Instrumenting a Product: The Day-One Metrics Baseline

Instrumenting a Product: The Day-One Metrics Baseline

If you can't answer 'better or worse this week' in sixty seconds, you're on vibes.

4 min read

This is the play for establishing the metrics floor before launch, not after. The test is simple: if you cannot answer "is the product getting better or worse this week" in sixty seconds, you are operating on vibes. Instrumentation is part of "done." A feature that ships without analytics is half-shipped.

When to use this play#

Use it at the start of any product where you will need to know whether it is working, which is to say, any product worth building. The cost of instrumenting on day one is small; the cost of reconstructing a baseline after launch is large and the early data is gone forever.

How to run it#

1. Pick one north-star metric. Choose the single number that best represents user value created. It is not signups and not page views; it is the thing that means a user got what they came for. One product, one north star.

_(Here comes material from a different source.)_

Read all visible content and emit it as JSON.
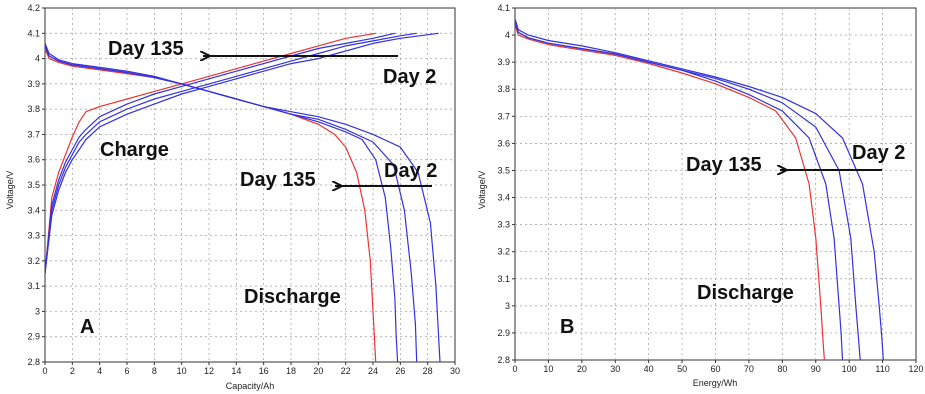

2. Pick one tool per concern. Resist analytics sprawl. Choose a tool for product analytics, a tool for errors, a tool for performance, and stop. Building custom analytics in-house is almost never the right call; it is a product unto itself that distracts from yours.

3. Stand up the six-category baseline stack. Cover all six so you see the whole funnel and the system underneath it:

  • Acquisition: traffic source and signup conversion.
  • Activation: the first time a user completes the core action, the "aha" moment.
  • Retention: DAU, WAU, and MAU plus cohort curves.
  • Engagement: key actions per session and how often users return.
  • Revenue: MRR or ARR, churn, expansion, and LTV.
  • Operational: latency, error rate, and cost per request.

4. Adopt an event-naming standard. Name events noun_verb in past tense, lowercase with underscores, and give each event exactly one canonical name. For example, order_placed or report_generated. One name per event, everywhere.

5. Attach required properties to every event. Each event carries:

  • user_id, hashed, never raw PII.
  • timestamp in UTC.
  • source.
  • environment.
  • app_version.

6. Default your cohorts. Use weekly cohorts for the first 90 days, then monthly. Track day-1, day-7, and day-30 retention.

7. Make dashboards visible. Put the dashboards in front of the whole team and the sponsor, not in a private corner. Shared visibility is what turns metrics into decisions.

Common traps#

  • Treating analytics as a post-launch add-on. The early baseline cannot be backfilled; instrument before launch or lose it.
  • Tracking vanity metrics. Signups and page views feel good and tell you little. Anchor on the north star.
  • Analytics sprawl. Five overlapping tools means five sources of disagreement. One tool per concern.
  • Building analytics in-house. Almost never worth it. Buy the boring tool and spend the effort on your product.
  • Leaking PII into events. Hash user identifiers, respect consent, and keep raw PII out of the analytics pipeline.

Experiment guardrails#

When you run experiments, hold them to a standard:

  • Write the hypothesis first, in the form "we believe X will change Y by Z."
  • Define the success metric and the duration before you start, not after you peek.
  • Document the results, including null results. A well-run experiment that found nothing is still knowledge worth keeping.

Signals it's working#

  • Anyone on the team can answer "better or worse this week" in under a minute.
  • Events have consistent names and properties, so analysis does not start with cleanup.
  • Experiments end with documented outcomes rather than abandoned dashboards.

How it ends#

This play does not really end; it becomes the floor everything else stands on. Once the baseline is live, instrumentation is simply part of "done" for every feature that follows.